Actresses: The Factor of Six

Six real-life actresses are invited to a photo shoot for the cover of Vogue Korea. So... Paint on that jungle red nail polish and let the DIVA WARS begin! Well, kinda. More like, Lee Je-yong invites six real-life actresses to improvise a movie about six actresses (modeled after themselves) doing a photo shoot for Vogue. And most of the time, everyone plays pretty nicely. Which isn't to say that the resultant Actresses is without some display of leading lady ego conflict. Choi Ji-woo intentionally arrives late and wants her own dressing room with a masseuse; Go Hyun-jung gets drunk and lashes out at rival Choi; Yoon Yeo-jeong, the grande dame of them all, gossips endlessly, especially about her own insecurities about being invited to the shoot so late in the game. But overall this group of women is surprisingly civil. Repeatedly offered opportunities to create drama, they repeatedly choose to make nice and make friends.
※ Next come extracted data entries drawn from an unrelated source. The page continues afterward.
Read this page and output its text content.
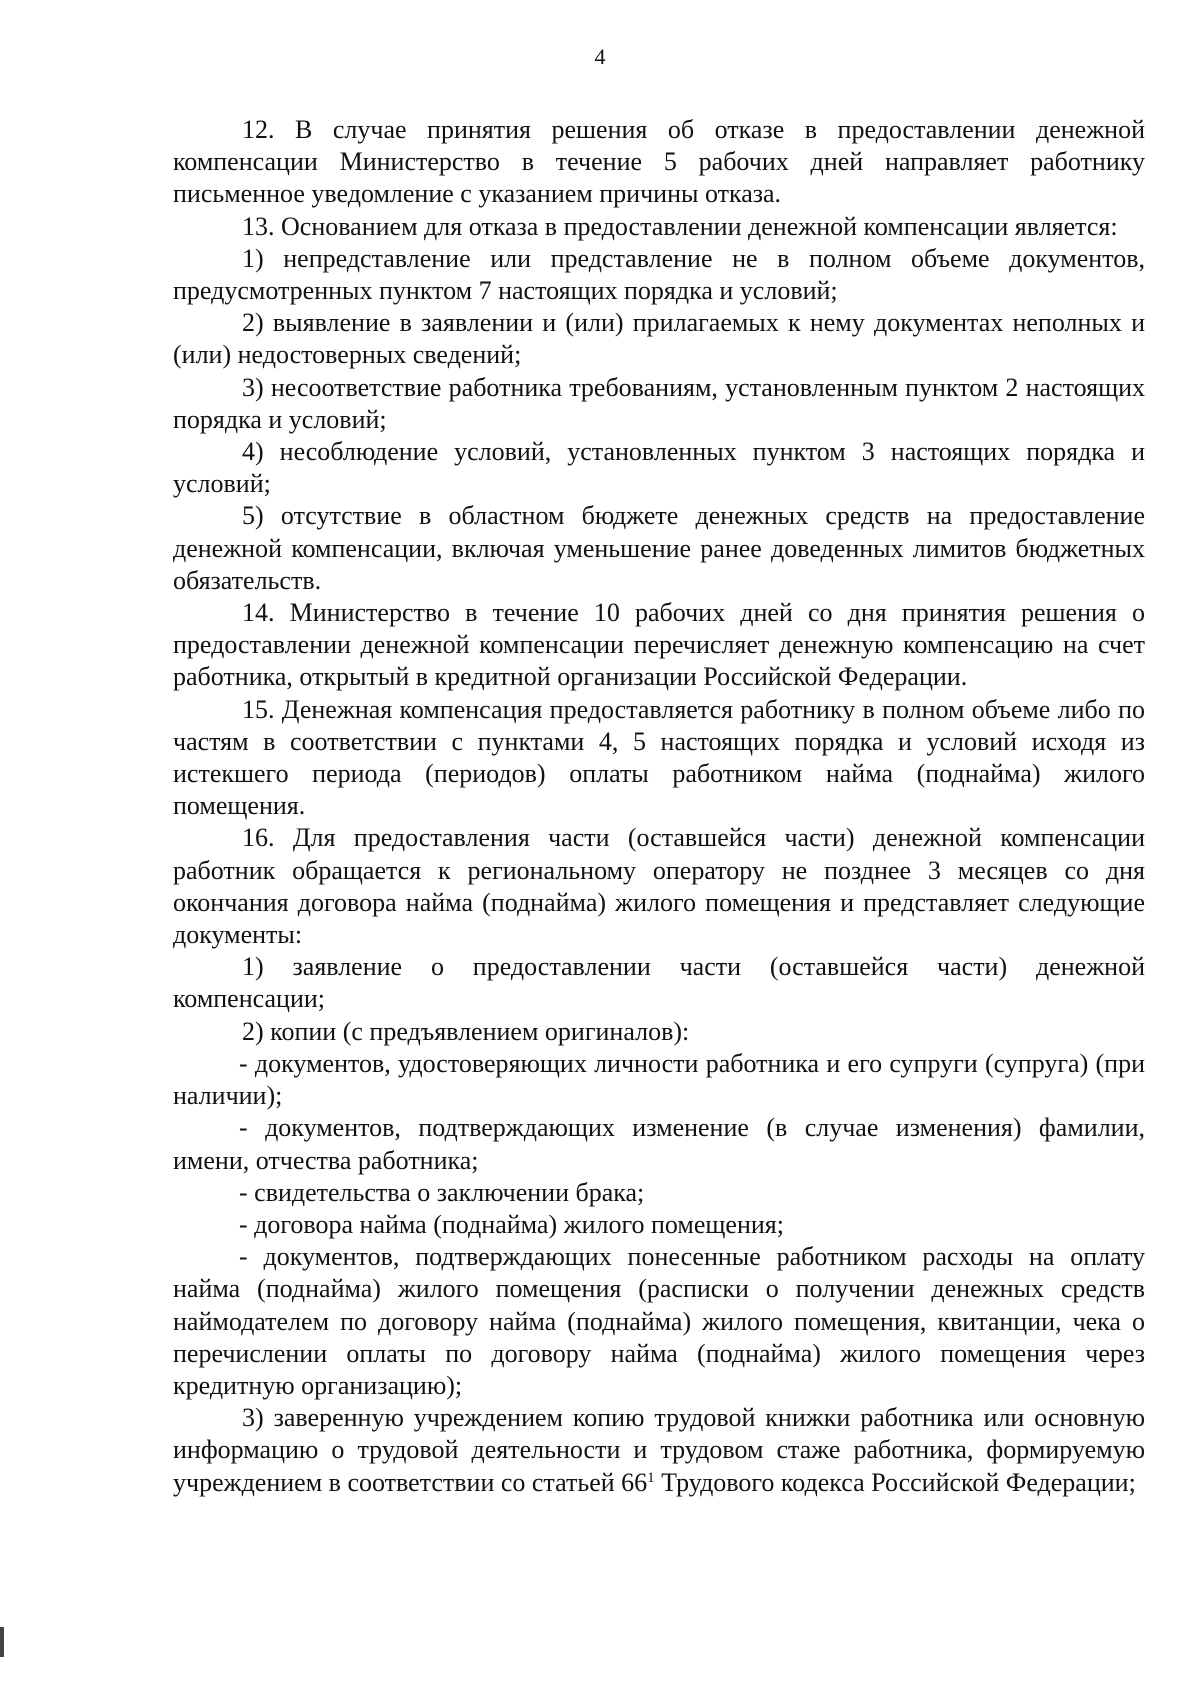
4

12. В случае принятия решения об отказе в предоставлении денежной компенсации Министерство в течение 5 рабочих дней направляет работнику письменное уведомление с указанием причины отказа.

13. Основанием для отказа в предоставлении денежной компенсации является:

1) непредставление или представление не в полном объеме документов, предусмотренных пунктом 7 настоящих порядка и условий;

2) выявление в заявлении и (или) прилагаемых к нему документах неполных и (или) недостоверных сведений;

3) несоответствие работника требованиям, установленным пунктом 2 настоящих порядка и условий;

4) несоблюдение условий, установленных пунктом 3 настоящих порядка и условий;

5) отсутствие в областном бюджете денежных средств на предоставление денежной компенсации, включая уменьшение ранее доведенных лимитов бюджетных обязательств.

14. Министерство в течение 10 рабочих дней со дня принятия решения о предоставлении денежной компенсации перечисляет денежную компенсацию на счет работника, открытый в кредитной организации Российской Федерации.

15. Денежная компенсация предоставляется работнику в полном объеме либо по частям в соответствии с пунктами 4, 5 настоящих порядка и условий исходя из истекшего периода (периодов) оплаты работником найма (поднайма) жилого помещения.

16. Для предоставления части (оставшейся части) денежной компенсации работник обращается к региональному оператору не позднее 3 месяцев со дня окончания договора найма (поднайма) жилого помещения и представляет следующие документы:

1) заявление о предоставлении части (оставшейся части) денежной компенсации;

2) копии (с предъявлением оригиналов):

- документов, удостоверяющих личности работника и его супруги (супруга) (при наличии);

- документов, подтверждающих изменение (в случае изменения) фамилии, имени, отчества работника;

- свидетельства о заключении брака;

- договора найма (поднайма) жилого помещения;

- документов, подтверждающих понесенные работником расходы на оплату найма (поднайма) жилого помещения (расписки о получении денежных средств наймодателем по договору найма (поднайма) жилого помещения, квитанции, чека о перечислении оплаты по договору найма (поднайма) жилого помещения через кредитную организацию);

3) заверенную учреждением копию трудовой книжки работника или основную информацию о трудовой деятельности и трудовом стаже работника, формируемую учреждением в соответствии со статьей $66^1$ Трудового кодекса Российской Федерации;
Director Lee doesn't fight their collective impulse to bond but wisely shifts his objective, allowing the six women an extended, impromptu celebratory feast that has them meditating on the nature of celebrity, jealousy, and age over Craft Service snacks and Don Perignon champagne. Yoon (because of her years in the biz) gives the most nuanced and consistently ironic performance with her mixture of hauteur and insecurity while the quirky Kim Ok-bin, the youngest on set, steals focus with slyly complementary moments that convey the mind of an innocent trickster. Although Go seems most at ease with the setup —attributable to her work with Song Sang-soo, a filmmaker whose work feels largely improvisational — she takes a back seat during "table talk" while 50-something Lee Mi-sook comes to the fore.

The final actress in the group, Kim Min-hee, might be easily forgotten if it weren't for the individual photos sessions encapsulated within the film. With haute couture bunny ears and a cupcake topped by vanilla icing, Kim comes alive before the camera, once she's free from the competitive aspect organic to improvising among such a cast. Which isn't to say that she's not good in the group scenes. She simply chooses to play a chorus role: Watch her sitting quietly as the others ham it up and you'll see that she's actually grounding the action. Now that's one selfless actress!